Fennewald

2006-2007

English III/Creative Writing

 

Reader Response Journal Topics

 

Please use this sheet to guide your responses to your readings. Remember to continue writing responses to your readings as the schedule dictates.

 

·        Create a mobile illustrating themes or main ideas

·        Design a book jacket

·        Create a diorama depicting an idea, chapter, etc. from an article or book

·        Develop an ad to sell the book or article

·        Compare yourself to the author or figures mentioned in the book or article

·        Be a critic and review the book/article for a newspaper, journal, or TV show

·        Re-write the conclusion

·        Compare and contrast authors and their ideas from several books/articles

·        Get out the Play-Doh and mold a theme, motif, or resonant idea

·        Write a diary entry for the author or person who is mentioned in the text

·        Add another figure/theorist to the article/book. Show how s/he would react/interact.

·        Research the setting/context for the book/article, describing additional details

·        Using only color and shapes, try to capture the mood of a particular piece

·        Research the author and present this information to the class

·        Try to draw parallels between the author’s life and events/ideas in the article/book

·        Write poetry expressing the ideas in the text or your response to them

·        Try a found poem

·        Create a collage depicting ideas or issues explored in the text

·        Interview the author or main figure in the book/article and delve into additional details about the character’s beliefs and history

·        Draw cartoons depicting significant ideas/issues in the text

·        Write a letter recommending the text to a librarian or a friend

·        Write a new experience, narrative, example, etc. that could be added to the book/article

·        Write a “What if…?” addition to the text. For example, what if Holden Caufield met Melinda Sordino (Speak)?

·        State reasons for liking/disliking the text

·        Try a top ten list: “Top ten reasons I would invite Jane Austen to visit my class.”

·        Write a letter to the author

·        Try to think about the text as a body. What are the hands? The heart? The head of the text? Try a pictorial representation.

·        Imagine the writing as a lump of clay. Detail what you would do with the clay.

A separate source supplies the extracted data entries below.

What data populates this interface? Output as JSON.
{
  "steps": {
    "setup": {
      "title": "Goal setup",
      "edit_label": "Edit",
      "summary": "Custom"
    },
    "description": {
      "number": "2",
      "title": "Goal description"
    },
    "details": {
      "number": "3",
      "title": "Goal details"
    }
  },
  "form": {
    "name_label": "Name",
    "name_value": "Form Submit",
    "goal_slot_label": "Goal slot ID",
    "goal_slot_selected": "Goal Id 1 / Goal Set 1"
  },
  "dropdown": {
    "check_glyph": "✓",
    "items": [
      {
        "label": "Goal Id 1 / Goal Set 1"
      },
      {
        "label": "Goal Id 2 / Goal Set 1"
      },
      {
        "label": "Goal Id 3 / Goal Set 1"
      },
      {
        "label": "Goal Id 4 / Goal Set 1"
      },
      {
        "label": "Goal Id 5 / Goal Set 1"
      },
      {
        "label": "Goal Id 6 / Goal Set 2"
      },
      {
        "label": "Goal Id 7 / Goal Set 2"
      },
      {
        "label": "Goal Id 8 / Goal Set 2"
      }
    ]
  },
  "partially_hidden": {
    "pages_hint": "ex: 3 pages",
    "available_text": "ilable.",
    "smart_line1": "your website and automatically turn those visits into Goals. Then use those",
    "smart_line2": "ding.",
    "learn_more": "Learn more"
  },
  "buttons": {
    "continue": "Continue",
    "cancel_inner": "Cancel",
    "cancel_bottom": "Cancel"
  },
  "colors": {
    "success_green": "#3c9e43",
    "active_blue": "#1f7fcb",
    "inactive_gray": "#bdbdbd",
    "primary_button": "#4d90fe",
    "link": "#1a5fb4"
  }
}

·        Describe the book/essay in terms of color. Which parts are red? Fuchsia? Chartreuse? Why?

·        Build something (with pipe cleaners, lint, scraps, wire?) that represents a part of the text or your reaction to it

·        Record quotes/images/passages you find important. Explain why.

·        Web important issues/themes/ideas that arose

·        Record all your questions—what you don’t understand, wonder about, etc.

·        Stop periodically and write a paragraph or so about what you are thinking in response to the text

·        Jot down stories or experiences you’ve had that passages in the text remind you of

·        Have a “silent” conversation with someone about the book/article. (Two people share a piece of paper and write back and forth about the book.)

·        Graffiti a large piece of paper. Scribble words and pictures that remind you of sections of the text.

·        Create a visual map that tells the “story” of the text

·        Create a timeline to organize major ideas or to connect the article/book with other texts

·        Do a looped, focused, or invisible (typing on keyboard with the screen turned off—just write, don’t worry about grammar! Hooray!) freewrite in response to the text.

·        Write a dialectical journal/T-chart (one side is quotes, the other side is your reactions/questions to the quotes)

·        Complete a “before, during, and after” response to the text in which you write a paragraph predicting what you think the author will say. Stop midway through and respond to what has been said so far, and write again after completing the reading to sum up your thoughts.